Ajaccio a officiellement mis en service son téléphérique urbain, dénommé « Angelo », devenant ainsi la quatrième agglomération française et la première du pourtour méditerranéen à se doter de ce mode de transport par câble. Cette infrastructure aérienne, dont le trajet s’étire sur trois kilomètres entre le quartier Saint-Joseph et la zone de Mezzavia, entend répondre aux défis de circulation qui paralysent régulièrement la ville.
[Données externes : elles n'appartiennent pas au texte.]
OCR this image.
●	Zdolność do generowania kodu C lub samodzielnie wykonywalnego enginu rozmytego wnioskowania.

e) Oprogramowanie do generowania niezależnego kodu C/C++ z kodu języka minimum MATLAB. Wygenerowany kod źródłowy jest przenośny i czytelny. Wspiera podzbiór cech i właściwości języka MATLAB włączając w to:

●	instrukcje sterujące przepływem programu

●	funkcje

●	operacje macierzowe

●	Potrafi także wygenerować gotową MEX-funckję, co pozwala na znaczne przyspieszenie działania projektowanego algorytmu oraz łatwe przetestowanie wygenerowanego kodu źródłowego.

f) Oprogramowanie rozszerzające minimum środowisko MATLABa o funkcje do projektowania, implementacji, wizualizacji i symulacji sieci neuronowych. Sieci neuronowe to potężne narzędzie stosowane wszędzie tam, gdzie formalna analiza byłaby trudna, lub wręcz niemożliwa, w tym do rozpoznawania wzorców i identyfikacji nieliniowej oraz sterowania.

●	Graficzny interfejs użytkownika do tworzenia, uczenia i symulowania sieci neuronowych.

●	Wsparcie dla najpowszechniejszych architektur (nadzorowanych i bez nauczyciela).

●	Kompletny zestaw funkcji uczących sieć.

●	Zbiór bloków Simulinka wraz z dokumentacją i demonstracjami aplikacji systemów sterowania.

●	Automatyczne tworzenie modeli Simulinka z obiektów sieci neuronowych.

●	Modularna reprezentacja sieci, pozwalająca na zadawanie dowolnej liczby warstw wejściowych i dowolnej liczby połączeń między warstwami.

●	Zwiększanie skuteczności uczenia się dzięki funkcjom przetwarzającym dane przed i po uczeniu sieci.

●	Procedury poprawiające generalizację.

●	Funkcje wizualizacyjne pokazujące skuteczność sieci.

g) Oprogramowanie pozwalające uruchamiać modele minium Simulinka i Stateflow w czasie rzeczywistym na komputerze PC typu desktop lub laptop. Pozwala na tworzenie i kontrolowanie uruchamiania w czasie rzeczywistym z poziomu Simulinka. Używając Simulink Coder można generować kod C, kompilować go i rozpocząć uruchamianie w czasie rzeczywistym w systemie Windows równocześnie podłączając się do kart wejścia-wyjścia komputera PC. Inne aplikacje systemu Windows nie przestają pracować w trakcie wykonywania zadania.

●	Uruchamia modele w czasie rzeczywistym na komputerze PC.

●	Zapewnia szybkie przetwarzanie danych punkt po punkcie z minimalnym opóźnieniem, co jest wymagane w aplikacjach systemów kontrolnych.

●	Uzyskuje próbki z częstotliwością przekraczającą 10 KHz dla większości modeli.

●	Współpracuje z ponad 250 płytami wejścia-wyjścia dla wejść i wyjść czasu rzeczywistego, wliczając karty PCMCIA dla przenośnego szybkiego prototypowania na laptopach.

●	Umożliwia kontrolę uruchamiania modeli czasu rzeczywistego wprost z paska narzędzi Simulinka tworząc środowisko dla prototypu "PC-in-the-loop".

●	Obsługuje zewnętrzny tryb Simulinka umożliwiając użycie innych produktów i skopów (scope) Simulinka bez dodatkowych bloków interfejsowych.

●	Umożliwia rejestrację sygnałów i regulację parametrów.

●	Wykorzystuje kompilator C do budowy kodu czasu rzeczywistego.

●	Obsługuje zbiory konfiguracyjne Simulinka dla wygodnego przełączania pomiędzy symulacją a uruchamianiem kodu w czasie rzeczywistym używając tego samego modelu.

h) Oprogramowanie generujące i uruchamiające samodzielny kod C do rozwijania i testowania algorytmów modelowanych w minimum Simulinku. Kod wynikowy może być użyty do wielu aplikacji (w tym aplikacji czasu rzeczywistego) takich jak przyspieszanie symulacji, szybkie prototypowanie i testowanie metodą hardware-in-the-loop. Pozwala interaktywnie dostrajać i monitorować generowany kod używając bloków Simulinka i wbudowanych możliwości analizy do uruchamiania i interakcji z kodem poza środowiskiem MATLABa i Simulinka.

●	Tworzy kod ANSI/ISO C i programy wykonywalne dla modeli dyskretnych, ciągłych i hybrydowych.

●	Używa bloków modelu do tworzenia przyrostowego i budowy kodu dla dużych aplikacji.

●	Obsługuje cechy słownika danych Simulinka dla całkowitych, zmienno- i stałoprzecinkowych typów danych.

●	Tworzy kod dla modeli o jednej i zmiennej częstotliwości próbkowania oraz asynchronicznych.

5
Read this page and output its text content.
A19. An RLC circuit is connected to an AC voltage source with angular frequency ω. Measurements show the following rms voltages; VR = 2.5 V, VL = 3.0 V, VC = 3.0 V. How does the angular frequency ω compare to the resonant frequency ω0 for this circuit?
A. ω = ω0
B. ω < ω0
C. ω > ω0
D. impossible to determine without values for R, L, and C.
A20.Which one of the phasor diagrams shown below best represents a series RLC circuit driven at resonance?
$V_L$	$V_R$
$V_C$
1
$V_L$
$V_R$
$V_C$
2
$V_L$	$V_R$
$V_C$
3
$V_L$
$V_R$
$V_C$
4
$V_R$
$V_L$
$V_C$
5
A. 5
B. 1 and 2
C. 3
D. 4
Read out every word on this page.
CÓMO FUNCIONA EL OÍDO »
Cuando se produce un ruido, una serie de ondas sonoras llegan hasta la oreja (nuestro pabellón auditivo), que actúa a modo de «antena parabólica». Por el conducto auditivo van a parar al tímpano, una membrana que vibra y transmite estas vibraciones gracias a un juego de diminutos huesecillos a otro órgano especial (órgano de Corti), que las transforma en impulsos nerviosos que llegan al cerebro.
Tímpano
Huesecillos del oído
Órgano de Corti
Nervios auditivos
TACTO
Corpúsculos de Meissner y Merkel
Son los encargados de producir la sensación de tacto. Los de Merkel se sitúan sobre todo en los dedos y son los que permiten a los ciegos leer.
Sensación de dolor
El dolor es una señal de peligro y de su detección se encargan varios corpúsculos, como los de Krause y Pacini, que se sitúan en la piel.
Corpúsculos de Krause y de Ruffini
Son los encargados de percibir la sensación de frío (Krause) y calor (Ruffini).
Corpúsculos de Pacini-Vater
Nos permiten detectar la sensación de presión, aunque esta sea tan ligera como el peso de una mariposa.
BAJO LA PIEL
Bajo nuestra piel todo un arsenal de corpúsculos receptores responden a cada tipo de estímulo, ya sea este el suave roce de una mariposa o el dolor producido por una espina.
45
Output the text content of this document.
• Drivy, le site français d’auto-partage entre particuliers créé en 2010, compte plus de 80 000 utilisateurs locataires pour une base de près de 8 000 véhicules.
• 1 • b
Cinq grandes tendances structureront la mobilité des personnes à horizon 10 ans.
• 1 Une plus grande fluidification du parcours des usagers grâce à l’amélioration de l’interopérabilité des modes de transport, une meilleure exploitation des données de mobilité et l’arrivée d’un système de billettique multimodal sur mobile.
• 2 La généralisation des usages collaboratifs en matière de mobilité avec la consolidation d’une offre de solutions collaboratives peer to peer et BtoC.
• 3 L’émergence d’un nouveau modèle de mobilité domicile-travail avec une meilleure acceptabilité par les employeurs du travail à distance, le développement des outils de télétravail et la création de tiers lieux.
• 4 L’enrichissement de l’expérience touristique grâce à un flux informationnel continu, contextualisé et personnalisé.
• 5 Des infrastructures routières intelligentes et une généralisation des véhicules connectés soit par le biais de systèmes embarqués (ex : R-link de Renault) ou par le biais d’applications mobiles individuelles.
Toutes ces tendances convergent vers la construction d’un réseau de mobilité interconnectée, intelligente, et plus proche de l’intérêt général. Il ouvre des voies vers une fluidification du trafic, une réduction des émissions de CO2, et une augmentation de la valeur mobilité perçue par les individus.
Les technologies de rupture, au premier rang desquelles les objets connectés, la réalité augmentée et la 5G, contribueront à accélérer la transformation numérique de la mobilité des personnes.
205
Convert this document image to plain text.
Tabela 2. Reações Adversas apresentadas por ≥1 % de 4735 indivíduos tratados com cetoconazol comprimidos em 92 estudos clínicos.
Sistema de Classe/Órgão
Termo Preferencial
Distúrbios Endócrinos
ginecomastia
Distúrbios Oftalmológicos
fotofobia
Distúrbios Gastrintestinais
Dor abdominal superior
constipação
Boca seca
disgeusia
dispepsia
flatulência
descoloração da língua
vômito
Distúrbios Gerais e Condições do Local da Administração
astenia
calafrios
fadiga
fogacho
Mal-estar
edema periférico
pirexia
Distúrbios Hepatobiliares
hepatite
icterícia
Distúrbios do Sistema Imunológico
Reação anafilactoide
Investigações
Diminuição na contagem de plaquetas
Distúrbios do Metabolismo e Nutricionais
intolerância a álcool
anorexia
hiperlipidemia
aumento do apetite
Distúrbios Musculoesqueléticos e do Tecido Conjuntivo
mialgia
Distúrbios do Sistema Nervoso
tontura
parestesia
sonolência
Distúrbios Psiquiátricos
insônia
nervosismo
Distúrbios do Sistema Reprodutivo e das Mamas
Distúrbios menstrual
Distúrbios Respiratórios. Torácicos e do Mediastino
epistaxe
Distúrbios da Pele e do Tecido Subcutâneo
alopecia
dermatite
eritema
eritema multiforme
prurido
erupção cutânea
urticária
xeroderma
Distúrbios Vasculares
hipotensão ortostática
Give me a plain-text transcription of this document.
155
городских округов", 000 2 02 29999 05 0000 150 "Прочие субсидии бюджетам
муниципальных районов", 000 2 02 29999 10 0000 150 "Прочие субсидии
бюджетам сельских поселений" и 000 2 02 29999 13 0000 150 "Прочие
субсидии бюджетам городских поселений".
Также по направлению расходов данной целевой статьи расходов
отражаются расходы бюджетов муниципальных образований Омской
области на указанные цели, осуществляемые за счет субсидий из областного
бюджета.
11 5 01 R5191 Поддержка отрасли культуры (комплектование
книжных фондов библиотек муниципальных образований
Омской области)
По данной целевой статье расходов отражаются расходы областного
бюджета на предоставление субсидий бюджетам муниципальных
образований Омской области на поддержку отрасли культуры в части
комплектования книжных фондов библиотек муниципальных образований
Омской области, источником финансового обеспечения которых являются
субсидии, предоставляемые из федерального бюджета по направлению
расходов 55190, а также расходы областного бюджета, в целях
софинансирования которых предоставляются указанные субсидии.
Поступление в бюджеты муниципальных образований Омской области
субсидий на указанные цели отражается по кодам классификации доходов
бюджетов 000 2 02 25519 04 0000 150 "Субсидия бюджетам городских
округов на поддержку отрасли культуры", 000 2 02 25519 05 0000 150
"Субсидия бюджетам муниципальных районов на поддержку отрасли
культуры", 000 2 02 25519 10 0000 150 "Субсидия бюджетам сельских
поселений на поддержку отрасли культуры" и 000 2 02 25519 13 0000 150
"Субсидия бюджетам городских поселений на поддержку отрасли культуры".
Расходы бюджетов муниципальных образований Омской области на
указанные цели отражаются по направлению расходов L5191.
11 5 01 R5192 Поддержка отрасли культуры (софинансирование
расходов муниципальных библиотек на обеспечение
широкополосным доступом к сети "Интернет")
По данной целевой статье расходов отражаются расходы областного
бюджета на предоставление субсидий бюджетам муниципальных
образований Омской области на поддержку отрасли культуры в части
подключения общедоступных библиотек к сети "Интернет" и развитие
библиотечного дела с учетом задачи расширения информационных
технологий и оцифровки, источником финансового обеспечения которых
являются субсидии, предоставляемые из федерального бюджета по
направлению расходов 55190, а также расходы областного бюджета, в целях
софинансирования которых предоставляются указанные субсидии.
Le maire Stéphane Sbraggia défend un projet destiné à désenclaver un secteur accueillant infrastructures sportives, établissements scolaires et centre hospitalier, dont le développement s’est longtemps fait sans anticipation des flux.

Financé à hauteur de soixante-dix pour cent par l’État pour un montant de trente-huit millions d’euros, l’équipement comprend trente-quatre cabines pouvant acheminer jusqu’à mille cinq cents passagers par heure et par sens. Reliant le front de mer à un pôle économique en plein essor, le trajet s’effectue en douze minutes avec deux stations intermédiaires desservant un parc en aménagement et les abords de l’hôpital. Les autorités locales soulignent que soixante-quinze pour cent des déplacements inférieurs à trois kilomètres s’effectuent actuellement en véhicule individuel, faisant des transports l’un des principaux facteurs de pollution.

L’initiative ne fait pourtant pas l’unanimité. Des voix politiques dénoncent un projet « démesuré » et « impopulaire », pointant notamment les impacts environnementaux liés au défrichement. Certains doutent de la pertinence du tracé choisi, jugé peu congruent avec les axes les plus saturés. Malgré ces réserves, des usagers se montrent enthousiastes, saluant une solution face aux embouteillages chroniques. Un abonnement multimodal à trente euros mensuels a été instauré pour favoriser l’intermodalité, tandis que la collectivité table sur trois mille six cents voyageurs quotidiens pour assurer l’équilibre financier.

L’expérience d’autres villes françaises ayant adopté le téléphérique urbain semble conforter les partisans du projet. Toulouse et Brest enregistrent en effet une fréquentation en constante progression depuis leurs mises en service, démontrant l’ancrage progressif de ce mode de transport dans le paysage urbain. Le téléval ajaccien s’inscrit ainsi dans une mutation plus large des politiques de déplacement, où la recherche d’alternatives à l’automobile devient un impératif partagé.